What expansion remains?
On the expansion front, a look at North America shows Apple having signed agreements with remaining opportunities such as Sprint Nextel (NYSE:S) and smaller prepaid carriers such as Leap Wireless, which limits its additional revenue-generating opportunities from expansion in the United States. The notable glaring omission is T-Mobile, which is the fourth largest U.S. carrier but still has more than 30 million subscribers and would add another 9 million if its purchase of MetroPCS closes.
The geographic region with the most potential for expansion remains Asia-Pacific. Most of the attention here rightfully goes to China Mobile (NYSE:CHU). The carrier closed last year with 650 million subscribers and has a large army of users who already use the iPhone, even though it's not officially sold through the carrier. As of March, China Mobile reported 15 million iPhones on its network.
In Japan, the nation's largest carrier carrier, NTT DoCoMo, which has more than 60 million subscribers, also doesn't offer the iPhone. That's a pretty mighty opportunity in a very developed market. In less developed areas, markets such as India present almost pure upside to Apple. Though with Apple still lacking a retail presence in the country -- in part because of Indian law -- investors shouldn't expect that market to be a repeat of Apple's China success.
250 carriers down, but some big fish left
Will Apple's share be as high on carriers where it gets a late entry? Probably not. Not only have subscribers already bought Android phones and acquainted themselves with its interface and bought apps and media, but customers who really wanted the iPhone have had years to switch to alternative carriers offering the phone. The obvious example would be in America, where iPhone activations as a percentage of smartphones are much higher on AT&T (NYSE:T) compared with Verizon (NYSE: VZ). AT&T famously had years of exclusivity with the iPhone in America.
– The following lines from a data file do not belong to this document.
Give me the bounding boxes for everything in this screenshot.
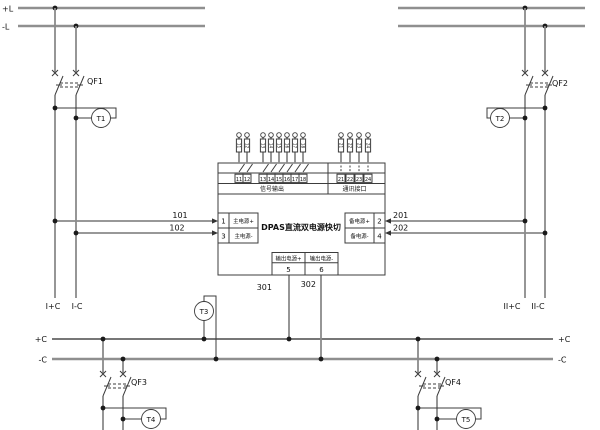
bus-plus-c-label-left: +C: [35, 335, 48, 344]
backup-minus-terminal-label: 备电源-: [350, 232, 368, 240]
signal-terminal-circle: [237, 133, 242, 138]
comm-wire-tag-text: 23: [357, 143, 362, 149]
t2-transducer: T2: [487, 106, 547, 128]
backup-power-block: 备电源+ 2 备电源- 4: [345, 213, 385, 243]
signal-terminal-num: 13: [260, 177, 266, 183]
junction-dot: [543, 231, 548, 236]
signal-wire-tag-text: 18: [301, 143, 306, 149]
bus-plus-c-label-right: +C: [558, 335, 571, 344]
qf3-label: QF3: [131, 378, 147, 387]
signal-terminal-num: 15: [276, 177, 282, 183]
junction-dot: [202, 337, 207, 342]
wire-201-label: 201: [393, 211, 408, 220]
comm-terminal-num: 22: [347, 177, 353, 183]
t4-label: T4: [146, 416, 156, 424]
junction-dot: [101, 406, 106, 411]
signal-wire-tag-text: 12: [245, 143, 250, 149]
signal-terminal-num: 16: [284, 177, 290, 183]
out-minus-terminal-label: 输出电源-: [310, 254, 334, 262]
wire-101-102: [55, 221, 213, 233]
junction-dot: [214, 357, 219, 362]
junction-dot: [74, 231, 79, 236]
wire-101-label: 101: [172, 211, 187, 220]
wire-202-label: 202: [393, 224, 408, 233]
bus-plus-l-label: +L: [2, 5, 14, 14]
signal-terminal-num: 11: [236, 177, 242, 183]
feeder-ii-minus-label: II-C: [531, 302, 545, 311]
wire-201-202: [391, 221, 545, 233]
signal-wire-tag-text: 13: [261, 143, 266, 149]
t1-label: T1: [96, 115, 106, 123]
signal-terminal-num: 17: [292, 177, 298, 183]
signal-wire-tag-text: 11: [237, 143, 242, 149]
comm-wire-tag-text: 24: [366, 143, 371, 149]
main-power-block: 1 主电源+ 3 主电源-: [218, 213, 258, 243]
comm-terminal-num: 24: [365, 177, 371, 183]
backup-plus-terminal-label: 备电源+: [349, 217, 370, 225]
signal-terminal-circle: [301, 133, 306, 138]
comm-terminal-num: 23: [356, 177, 362, 183]
schematic-canvas: +L -L I+C I-C QF1 T1 101 102: [0, 0, 600, 430]
junction-dot: [435, 417, 440, 422]
qf1-contacts: [52, 70, 84, 95]
qf4-label: QF4: [445, 378, 461, 387]
comm-terminal-circle: [366, 133, 371, 138]
qf3-wires: [103, 339, 123, 430]
junction-dot: [121, 417, 126, 422]
comm-wire-tag-text: 22: [348, 143, 353, 149]
qf4-branch: QF4 T5: [415, 337, 481, 430]
signal-output-caption: 信号输出: [260, 185, 284, 193]
t1-transducer: T1: [53, 106, 116, 128]
qf2-breaker: QF2: [522, 70, 568, 95]
comm-terminal-num: 21: [338, 177, 344, 183]
comm-wire-tag-text: 21: [339, 143, 344, 149]
junction-dot: [543, 106, 548, 111]
signal-terminal-num: 18: [300, 177, 306, 183]
junction-dot: [523, 116, 528, 121]
terminal-arrow: [385, 218, 391, 223]
feeder-ii-plus-label: II+C: [503, 302, 520, 311]
main-plus-terminal-num: 1: [221, 218, 225, 226]
signal-terminal-num: 12: [244, 177, 250, 183]
feeder-ii-wires: II+C II-C: [503, 8, 545, 311]
t5-label: T5: [461, 416, 471, 424]
main-minus-terminal-num: 3: [221, 233, 225, 241]
qf4-contacts: [415, 371, 445, 396]
comm-terminal-circle: [357, 133, 362, 138]
signal-terminal-num: 14: [268, 177, 274, 183]
out-plus-terminal-num: 5: [286, 266, 290, 274]
signal-terminal-circle: [285, 133, 290, 138]
bus-minus-l-label: -L: [2, 23, 10, 32]
qf2-label: QF2: [552, 79, 568, 88]
qf2-contacts: [522, 70, 553, 95]
bus-minus-c-label-right: -C: [558, 356, 567, 365]
qf1-breaker: QF1: [52, 70, 103, 95]
signal-terminal-circle: [269, 133, 274, 138]
junction-dot: [435, 357, 440, 362]
comm-terminal-circle: [348, 133, 353, 138]
bottom-bus-group: +C -C +C -C: [35, 335, 571, 365]
bus-minus-c-label-left: -C: [39, 356, 48, 365]
output-power-block: 输出电源+ 输出电源- 5 6: [272, 253, 338, 276]
dc-dual-power-schematic: +L -L I+C I-C QF1 T1 101 102: [0, 0, 600, 430]
junction-dot: [319, 357, 324, 362]
qf3-contacts: [100, 371, 131, 396]
wire-301-label: 301: [257, 283, 272, 292]
junction-dot: [74, 116, 79, 121]
wire-102-label: 102: [169, 224, 184, 233]
backup-input-wires: 201 202: [385, 211, 547, 236]
signal-wire-tag-text: 15: [277, 143, 282, 149]
qf1-label: QF1: [87, 77, 103, 86]
backup-minus-terminal-num: 4: [377, 233, 382, 241]
feeder-ii-drop-wires: [525, 8, 545, 298]
junction-dot: [523, 219, 528, 224]
signal-wire-tag-text: 17: [293, 143, 298, 149]
top-left-bus-group: +L -L: [2, 5, 205, 32]
t3-label: T3: [199, 308, 209, 316]
feeder-i-drop-wires: [55, 8, 76, 298]
signal-terminal-circle: [293, 133, 298, 138]
signal-terminal-circle: [277, 133, 282, 138]
terminal-arrow: [212, 218, 218, 223]
feeder-i-minus-label: I-C: [72, 302, 83, 311]
wire-302-label: 302: [301, 280, 316, 289]
signal-terminal-circle: [261, 133, 266, 138]
output-wires: 301 302: [257, 275, 324, 361]
feeder-i-wires: I+C I-C: [46, 8, 83, 311]
junction-dot: [53, 106, 58, 111]
junction-dot: [287, 337, 292, 342]
comm-terminal-circle: [339, 133, 344, 138]
feeder-i-plus-label: I+C: [46, 302, 61, 311]
main-plus-terminal-label: 主电源+: [233, 217, 254, 225]
main-minus-terminal-label: 主电源-: [234, 232, 252, 240]
out-minus-terminal-num: 6: [319, 266, 324, 274]
t3-transducer: T3: [195, 296, 219, 361]
top-right-bus-group: [398, 6, 585, 29]
backup-plus-terminal-num: 2: [377, 218, 381, 226]
qf4-wires: [418, 339, 437, 430]
signal-terminal-circle: [245, 133, 250, 138]
signal-wire-tag-text: 14: [269, 143, 274, 149]
t2-label: T2: [495, 115, 505, 123]
comm-leads: [341, 137, 368, 163]
junction-dot: [53, 219, 58, 224]
dpas-module: DPAS直流双电源快切 11 12 13 14 15 16: [218, 133, 385, 275]
signal-wire-tag-text: 16: [285, 143, 290, 149]
junction-dot: [121, 357, 126, 362]
junction-dot: [416, 337, 421, 342]
junction-dot: [101, 337, 106, 342]
terminal-arrow: [385, 230, 391, 235]
module-title: DPAS直流双电源快切: [261, 222, 341, 232]
main-input-wires: 101 102: [53, 211, 218, 236]
qf3-branch: QF3 T4: [100, 337, 166, 430]
out-plus-terminal-label: 输出电源+: [275, 254, 301, 262]
terminal-arrow: [212, 230, 218, 235]
junction-dot: [416, 406, 421, 411]
comm-port-caption: 通讯接口: [342, 185, 366, 193]
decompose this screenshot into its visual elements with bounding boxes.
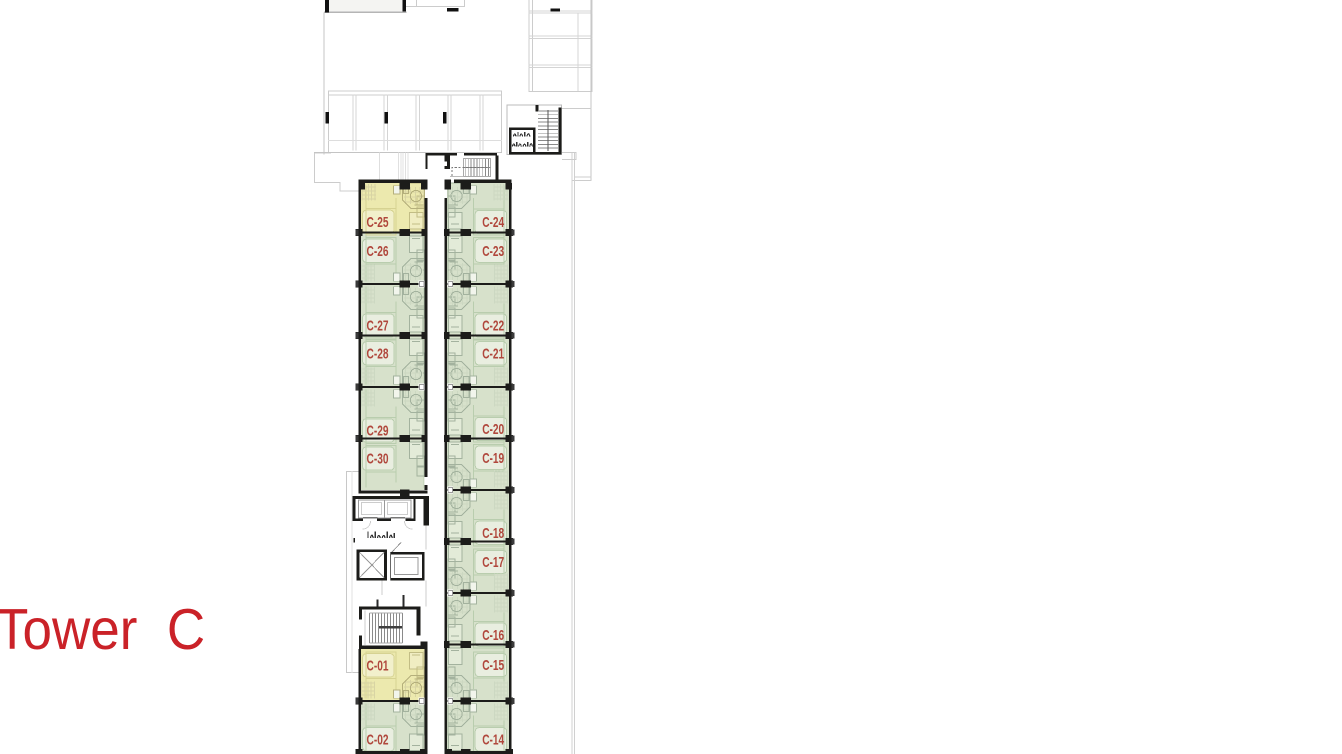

The bottom line on expansion as a driver of growth is that it's slowing down, especially in more developed areas, with a particularly glaring omission being Japan's NTT DoCoMo. However, especially in the Asia-Pacific market, opportunities remain. The big fish is still China, where 15% of Apple's revenue came from last quarter. Its stunning to think that number included little contribution from the country's largest carrier.
The iPhone is now on "over 250 carriers" That's a pretty high number, but still leaves out some notable major providers. If anything, with opportunities tilting toward Asia, it shows how that geography will stay the center of Apple's growth in the years to come.